Hi friends, Welcome to Week 3. Although it may be raining today things in the garden are growing, and we know the sun will come out soon! We finally mowed our pasture this week. We don't own a tractor, so we borrowed a push mower from our neighbor and got our exercise walking the mower over our two acres of pasture. Mowing is an important part of maintaining the health of our small pasture. If grass is allowed to go to seed it goes dormant, leaving us with very little forage for our animals. By mowing we trick the grass into continuing to produce lush green growth.
At Flying Coyote we use rotational grazing, moving our animals throughout our pasture with mobile electric fencing. We give them access to fresh grass every 7-10 days which minimizes exposure to parasites and allows us to spread out their manure (aka fertility) evenly on the pasture.
Full Share
Turnip Greens 1 bunch
Scarlett Turnips 1/3 pound
Bok Choy 1 bunch
Radish 1 bunch
Arugula 1 bag
Lettuce 2
Kohlrabi 2
Kale 1 bunch
Half Share
Turnip Greens 1 bunch
Scarlett Turnips 1/3 pound
Bok Choy 1 bunch
Radish 1 bunch
Arugula 1 bag
Lettuce 1
Recipes
Spicy Carrot and Radish Escabeche
These pickled carrots and radishes, which are often found in Mexican restaurants, are great as a side dish but I also love to put these carrots and radishes inside sandwiches for a little texture and flavor kick. You can make them as spicy as you want by adjusting the jalapeno amount.
- 4 large carrots, peeled and sliced on an angle
- 1 bunch radishes, washed and sliced into rounds
- 1-2 large jalapenos, quartered
- 1 cup champagne vinegar (or any vinegar you like, but NOT balsamic)
- 1/2 cup water
- 2 teaspoons salt
- 1 teaspoon Mexican oregano
- 4 whole bay leaves
- 1 star anise pod
(optional: 2 cups of ice)
1. The Eat NOW Version: Bring the Water, Vinegar, Salt to a boil in a sauce pan when the salt dissolves bring the heat down to a simmer. Add the Oregano, Bay, and Star Anise. Simmer for one minute. Add Carrots, Radish, and Jalapenos.
Turn the heat off and cover for 5 minutes.
Add ice to the carrots etc. to cool mixture down. When carrots, radishes, and jalapenos are cold drain the liquid out. Discard the bay leaves and star anise.
Serve cold and enjoy. 2. The Save for Later Version:
Toss together the carrots, radishes and jalapenos and fit into a large glass container (with a lid)

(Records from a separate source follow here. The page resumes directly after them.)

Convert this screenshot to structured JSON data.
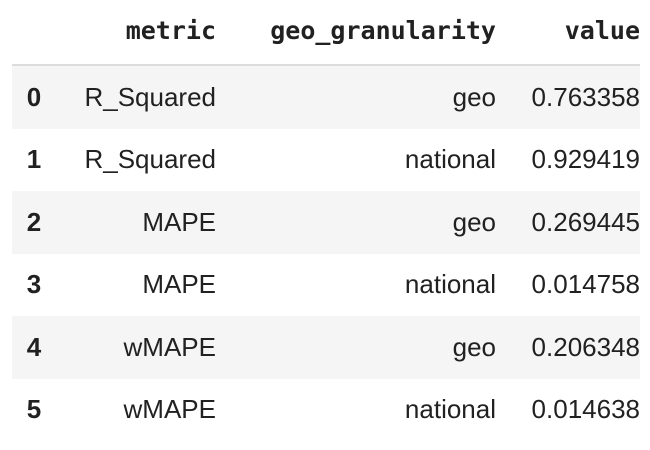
{
  "columns": [
    "",
    "metric",
    "geo_granularity",
    "value"
  ],
  "rows": [
    {
      "index": "0",
      "metric": "R_Squared",
      "geo_granularity": "geo",
      "value": "0.763358"
    },
    {
      "index": "1",
      "metric": "R_Squared",
      "geo_granularity": "national",
      "value": "0.929419"
    },
    {
      "index": "2",
      "metric": "MAPE",
      "geo_granularity": "geo",
      "value": "0.269445"
    },
    {
      "index": "3",
      "metric": "MAPE",
      "geo_granularity": "national",
      "value": "0.014758"
    },
    {
      "index": "4",
      "metric": "wMAPE",
      "geo_granularity": "geo",
      "value": "0.206348"
    },
    {
      "index": "5",
      "metric": "wMAPE",
      "geo_granularity": "national",
      "value": "0.014638"
    }
  ]
}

In a large sauce pan, combine the vinegar, water, salt, oregano, bay, and star anise. Bring to a simmer for two minutes.
Carefully pour the vinegar mixture over the carrot mixture until it covers all the vegetables, and allow to cool on the counter top. (Leftover liquid should be discarded) When cool, cap and refrigerate for at least 5 hours.
Serve cold and Enjoy! Can be kept for up to three months.
From Painted Peach
Turnip Greens with Garlic
Ingredients
- 2 Bunches of Greens (or 1 bunch for each person)
- 4 Cloves of Garlic
- 1 Onion
- 1 Dried Red Pepper
- Ghee, Coconut Oil or Rendered Animal Fat
Instructions
- Start by chopping the garlic and the onion. Some people prefer them minced, but I love big, sweet chunks of garlic.
- Roll the greens tightly and cut them in thin strips as shown above.
- Heat your desired fat in a pan, and fry your onion and garlic until they’re tender.
- Add the greens and cook until they’re bright. Add a touch of dried red pepper.
- Serve warm. Cheap, wholesome and tasty.